The American space agency has successfully flown a small helicopter on Mars.
The drone, called Ingenuity, was airborne for less than a minute, but Nasa is celebrating what represents the first powered, controlled flight by an aircraft on another world.
Confirmation came via a satellite at Mars which relayed the chopper’s data back to Earth.
The space agency is promising more adventurous flights in the days ahead.
Ingenuity will be commanded to fly higher and further as engineers seek to test the limits of the technology.
The rotorcraft was carried to Mars in the belly of Nasa’s Perseverance Rover, which touched down in Jezero Crater on the Red Planet in February.
“We can now say that human beings have flown a rotorcraft on another planet,” said a delighted MiMi Aung, project manager for Ingenuity at Nasa’s Jet Propulsion Laboratory (JPL) in Pasadena, California.
“We’ve been talking for so long about our ‘Wright Brothers moment’ on Mars, and here it is.”
This is a reference to Wilbur and Orville Wright who conducted the first powered, controlled aircraft flight here on Earth in 1903.
Ingenuity even carries a small swatch of fabric from one of the wings of Flyer 1, the aircraft that made that historic flight at Kitty Hawk, North Carolina, more than 117 years ago.
There were cheers in the JPL control centre as the first photos of the flight arrived back on Earth. In the background, MiMi Aung could be heard saying: “It’s real!”
To claps from her colleagues, she tore up the contingency speech to have been used in the event of failure.
The demonstration saw the Mars-copter rise to about 3m, hover, swivel and then land. In all, it managed almost 40 seconds of flight, from take-off to landing.
Getting airborne on the Red Planet is not easy. The atmosphere is very thin, just 1% of the density here at Earth. This gives the blades on a rotorcraft very little to bite into to gain lift.
There’s help from the lower gravity at Mars, but still – it takes a lot of work to get up off the ground.
Ingenuity was therefore made extremely light and given the power (a peak power of 350 watts) to turn those blades extremely fast – at over 2,500 revolutions per minute for this particular flight.
Control was autonomous. The distance to Mars – currently just under 300 million km – means radio signals take minutes to traverse the intervening space. Flying by joystick is simply out of the question.
Asked whether she was surprised the flight had worked, MiMi Aung said: “No, I’m not. We really had nailed the equations, the models and the verification here on Earth in our laboratory tests. So, it then became a question of: have we chosen the right materials to build Ingenuity, to survive the space environment, to survive the Mars environment?
“We’ve gone from ‘theory says you can’ to really now having done it. It’s a major first for the human race,” she told BBC News.
Ingenuity has two cameras onboard. A black-and-white camera that points down to the ground, which is used for navigation, and a high-resolution colour camera that looks out to the horizon.

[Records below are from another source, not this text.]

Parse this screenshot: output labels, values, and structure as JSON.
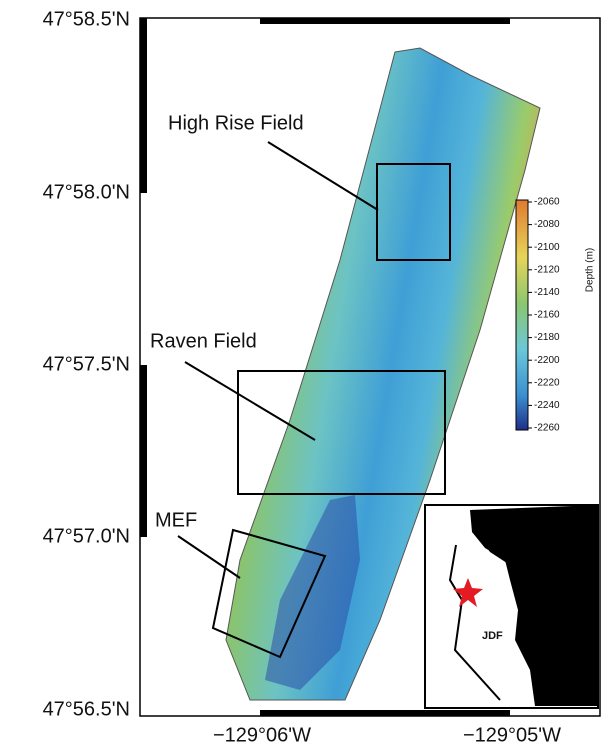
{
  "axes": {
    "y_labels": [
      "47°58.5'N",
      "47°58.0'N",
      "47°57.5'N",
      "47°57.0'N",
      "47°56.5'N"
    ],
    "x_labels": [
      "−129°06'W",
      "−129°05'W"
    ]
  },
  "fields": [
    "High Rise Field",
    "Raven Field",
    "MEF"
  ],
  "colorbar": {
    "label": "Depth (m)",
    "lim": [
      -2260,
      -2060
    ],
    "ticks": [
      -2060,
      -2080,
      -2100,
      -2120,
      -2140,
      -2160,
      -2180,
      -2200,
      -2220,
      -2240,
      -2260
    ]
  },
  "inset": {
    "label": "JDF"
  }
}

A sample navigation image sent back to Earth revealed the helicopter’s shadow on the floor of the crater as it came back in to land. Satellites will send home more pictures of the flight over the next day.
There was only sufficient bandwidth in the orbiters’ first overflight to return a short snatch of video from Perseverance, which was watching and snapping away from a distance of 65m. Longer sequences should become available in due course.
Nasa has announced that the “airstrip” in Jezero where Perseverance dropped off Ingenuity for its demonstration will henceforth be known as the “Wright Brothers Field”.
The International Civil Aviation Organization (ICAO) – the United Nations’ civil aviation agency – has also presented the Nasa and the US Federal Aviation Administration with an official ICAO designator: IGY, call-sign INGENUITY.
A successful maiden outing means that a further four flights will be attempted over the coming days, each one taking the helicopter further afield.
The hope is this initial demonstration could eventually transform how we explore some distant worlds.
Drones might be used to scout ahead for future rovers, and even astronauts once they eventually get to Mars.
“It’s really taking a tool that we haven’t been able to use before and putting it in the box of tools that is available for all of our missions going forward at Mars. So for me, it’s really exciting personally and for the community overall it opens up new doors,” said Dr Thomas Zurbuchen, the head of science at Nasa.
“We will be able to explore areas where we cannot use a rover. Some of these crater walls, for example, are so exciting; scientists have been writing papers about them.”
Nasa has already approved a helicopter mission to Titan, the big moon of Saturn. Dragonfly, as the mission is known, should arrive at Titan in the mid-2030s.